Originally Posted by perardua
In training, it is taught that the L85 is to be fired from the right shoulder only, and whilst I have never tried to use it from the left shoulder, I imagine that there would be an issue with both hot brass (though the A2 throws it forward a lot better than the A1), and also with the fact that if you're not careful the cocking handle may be coming uncomfortably close to your face as it moves back and forth. In fact, if you look at an L85, you will see the cheek piece does not extend to the right hand side of the rifle, and that the cocking handle (which is fixed to and moves with the bolt as it cycles, comes back to where the cheek would be if firing from the left shoulder).
Also, in my experience, shooting from the right shoulder is the main, if not only shooting method taught to conventional units in the British military regardless of the weapon system, though this is probably due to the fact that as the rifle, common to all units, can only be fired from the right shoulder, it is the method that seems natural when firing other weapons. Indeed, even those few weapons were left handed firing is permitted on ranges (the pistol springs to mind), the majority of left handed shooters have become so used to firing right handed they will continue to do so.
As for the effect this has on FIBUA tactics, it does mean that shooting round corners to the left requires greater body exposure. As for patrolling, we still maintain the old adage of weapons moving with your eyes, but you can still cover your arcs without switching shoulders. You just have to move your body!
As for reloading times, I've used conventional layout weapons only a few times, mainly the M16 and M4, and find that I am slower to reload with those than I am with the L85, though I suspect that's a familiarity issue, and that practice plays a greater role in reloading speed. It might also be true that someone joining, for example, the US military, is more likely to become familiar with a conventionally laid out rifle before joining than in the UK, where for nearly every person joining the forces, their first experience with a weapon will be with the bullpup L85.

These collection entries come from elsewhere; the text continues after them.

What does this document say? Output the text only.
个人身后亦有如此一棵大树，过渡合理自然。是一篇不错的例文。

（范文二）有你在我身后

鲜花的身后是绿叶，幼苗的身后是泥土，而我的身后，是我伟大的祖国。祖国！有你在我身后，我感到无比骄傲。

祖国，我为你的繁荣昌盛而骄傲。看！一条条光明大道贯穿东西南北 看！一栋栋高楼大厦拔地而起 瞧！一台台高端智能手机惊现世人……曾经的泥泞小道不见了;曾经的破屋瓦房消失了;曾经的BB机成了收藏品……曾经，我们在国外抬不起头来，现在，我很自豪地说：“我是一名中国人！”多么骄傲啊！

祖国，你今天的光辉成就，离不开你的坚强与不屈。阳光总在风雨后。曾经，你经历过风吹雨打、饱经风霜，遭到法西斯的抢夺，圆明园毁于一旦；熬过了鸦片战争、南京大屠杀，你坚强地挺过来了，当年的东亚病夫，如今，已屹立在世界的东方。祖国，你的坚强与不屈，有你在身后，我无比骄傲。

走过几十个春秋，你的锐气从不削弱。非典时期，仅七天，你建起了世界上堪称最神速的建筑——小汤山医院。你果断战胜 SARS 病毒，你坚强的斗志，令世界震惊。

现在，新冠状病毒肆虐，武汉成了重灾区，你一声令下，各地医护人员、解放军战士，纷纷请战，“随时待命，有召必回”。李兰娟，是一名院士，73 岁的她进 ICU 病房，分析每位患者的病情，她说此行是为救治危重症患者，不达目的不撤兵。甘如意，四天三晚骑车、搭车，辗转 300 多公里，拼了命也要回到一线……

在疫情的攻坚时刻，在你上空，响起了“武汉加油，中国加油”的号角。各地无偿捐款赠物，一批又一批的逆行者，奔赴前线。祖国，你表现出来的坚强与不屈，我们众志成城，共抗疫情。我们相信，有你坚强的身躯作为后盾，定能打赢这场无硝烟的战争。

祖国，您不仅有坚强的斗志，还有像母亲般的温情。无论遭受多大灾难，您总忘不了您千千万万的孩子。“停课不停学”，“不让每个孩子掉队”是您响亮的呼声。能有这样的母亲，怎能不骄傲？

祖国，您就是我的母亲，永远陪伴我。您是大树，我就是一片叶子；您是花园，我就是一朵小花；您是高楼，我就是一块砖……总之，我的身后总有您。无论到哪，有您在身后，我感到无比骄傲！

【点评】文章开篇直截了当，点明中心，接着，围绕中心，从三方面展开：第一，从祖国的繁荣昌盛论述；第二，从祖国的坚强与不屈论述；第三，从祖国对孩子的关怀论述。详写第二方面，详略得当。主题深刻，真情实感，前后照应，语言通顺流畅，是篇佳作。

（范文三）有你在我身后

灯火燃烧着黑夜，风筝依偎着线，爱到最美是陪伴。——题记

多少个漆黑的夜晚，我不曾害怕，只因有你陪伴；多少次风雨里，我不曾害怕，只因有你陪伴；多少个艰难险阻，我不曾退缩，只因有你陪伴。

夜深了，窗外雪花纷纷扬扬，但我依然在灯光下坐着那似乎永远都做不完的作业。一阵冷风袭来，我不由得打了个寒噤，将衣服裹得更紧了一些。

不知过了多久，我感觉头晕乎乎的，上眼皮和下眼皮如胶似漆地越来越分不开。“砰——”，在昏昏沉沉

Finally, on the subject of one handed use, the L85 is extremely easy to use one handed, which comes in handy when, for example, opening doors, throwing grenades and using radioes. Of course, if you get stuck with a UGL and LLM like I did on my last tour, it becomes very front heavy very quickly! I was very jealous of all the riflemen on the Section, with their new grip-pods (vertical forward handgrips with a pop out bipod, spoken of favourably by nearly everyone).
Oh, and one final tale on the hot brass front: On an inter-Section defence range the LMG gunner sharing my trench managed to get a bursts worth of brass down the front of my shirt as I was crouching reloading the UGL (that being the day where I was carrying 96 rounds of 40mm due to the ammo nearing its expiry date). With great presence of mind (I like to think), I calmly safetied my weapon, placed it on the rim of the trench pointing down range, and then proceeded to go mental digging out four casings from my chest and stomach. At the end of the day the range supervisor asked if anyone had been injured. I said that I had, and he asked why I hadn't seen a medic at the time. My reply, naturally, was "Because I'm hard, Sergeant." He awarded our Section 10 extra points for that, and I got some new scars.